- The so-called ‘sunshine vitamin’ is beneficial for bone and muscle health
Staying at home too long could be the reason more than one in three of us suffers from Vitamin D deficiency, a new study suggests.
The so-called “sunshine vitamin” is beneficial for bone and muscle health, helping to reduce the likelihood of osteoporosis in old age, and is also believed to reduce the risk of type 1 diabetes, respiratory diseases, and other ailments.
But Brits of all ages don’t get enough due to contributing factors such as poor diet, not spending enough time outdoors and not taking supplements to make up the shortfall.
A Food and Nutrition Journal review looking at research including a study among 210,502 patients who underwent a vitamin D test found that one-third did not meet the accepted blood level (30 nmol/liter), increasing to two-thirds in people with darker hair. Skins.
Sunlight is the most recognized way to get vitamin D, but it is affected by sunscreen use, air pollution, cloudiness, and the melanin content of a person’s own skin.
Sunlight is the most recognized way to get vitamin D, but it is affected by sunscreen use, air pollution, cloudiness, and the melanin content of a person’s own skin (File Image)
Foods like oily fish and eggs can help, but only in large enough amounts. Meanwhile, there are fears that the growing movement towards vegetarian and vegan diets may be eliminating some of these ingredients.
The Food and Nutrition Journal’s review of research by the Health and Food Supplement Information Service (HSIS) examined data including the government’s own National Diet and Nutrition Survey, which found that young adults were more likely to be deficient in vitamin D.
One of the research team members, Dr. Pamela Mason, HSIS nutritionist, said: “Closing the gap between vitamin D intake and recommendations is imperative to prevent deficiency and maintain bone and muscle health, particularly for help prevent nutritional rickets and osteomalacia.
‘Vitamin D is essential for calcium absorption and bone mineralisation, which is positively associated with bone mineral density. Good bone health is essential to consolidate bone mass in adulthood and reduce the risk of osteoporosis in the future.’
UK recommendations for daily intake of vitamin D are lower than in most of Europe, North America, Australia and New Zealand.
The so-called ‘sunshine vitamin’ is beneficial for bone and muscle health and helps reduce the likelihood of osteoporosis in old age (File Image)
Dr. Mason added: “Very few foods naturally contain vitamin D, and oily fish, such as salmon and mackerel, should be eaten several times a week, if not daily, to meet the 10 mcg daily recommendation.”

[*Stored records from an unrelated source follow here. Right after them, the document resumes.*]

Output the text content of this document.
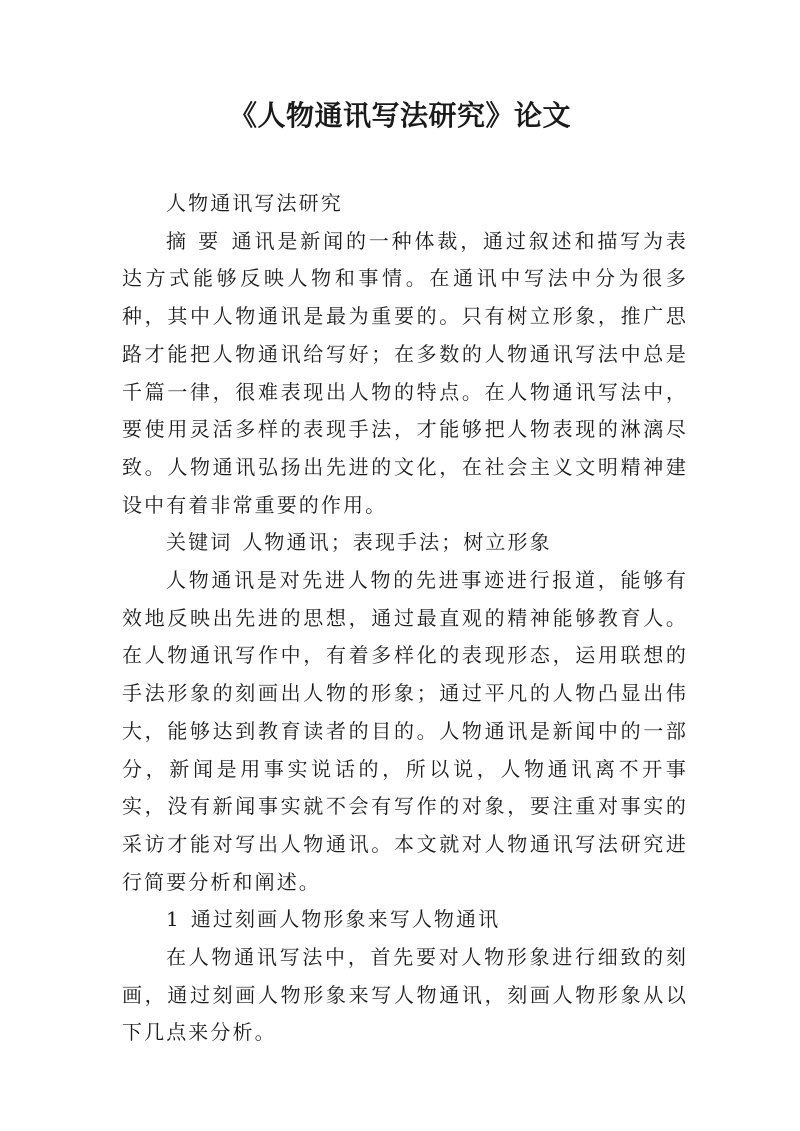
《人物通讯写法研究》论文

人物通讯写法研究

摘 要 通讯是新闻的一种体裁，通过叙述和描写为表达方式能够反映人物和事情。在通讯中写法中分为很多种，其中人物通讯是最为重要的。只有树立形象，推广思路才能把人物通讯给写好；在多数的人物通讯写法中总是千篇一律，很难表现出人物的特点。在人物通讯写法中，要使用灵活多样的表现手法，才能够把人物表现的淋漓尽致。人物通讯弘扬出先进的文化，在社会主义文明精神建设中有着非常重要的作用。

关键词 人物通讯；表现手法；树立形象

人物通讯是对先进人物的先进事迹进行报道，能够有效地反映出先进的思想，通过最直观的精神能够教育人。在人物通讯写作中，有着多样化的表现形态，运用联想的手法形象的刻画出人物的形象；通过平凡的人物凸显出伟大，能够达到教育读者的目的。人物通讯是新闻中的一部分，新闻是用事实说话的，所以说，人物通讯离不开事实，没有新闻事实就不会有写作的对象，要注重对事实的采访才能对写出人物通讯。本文就对人物通讯写法研究进行简要分析和阐述。

1 通过刻画人物形象来写人物通讯

在人物通讯写法中，首先要对人物形象进行细致的刻画，通过刻画人物形象来写人物通讯，刻画人物形象从以下几点来分析。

‘This is not acceptable to everyone, and only a few foods, such as some cereals and dairy alternatives, are fortified. Therefore, supplementation with a multivitamin and multimineral containing vitamin D appears to be the best way to achieve recommended levels.
‘Vitamin D is cost-effective and easy to take. Additionally, supplementation offers potential cost savings for the NHS. Healthcare professionals are in a position to routinely advise patients to take a 10mcg daily supplement and increase their intake of foods containing vitamin D.
“There is also a need to strengthen counseling through nursing homes, local parenting and community groups, and religious groups.”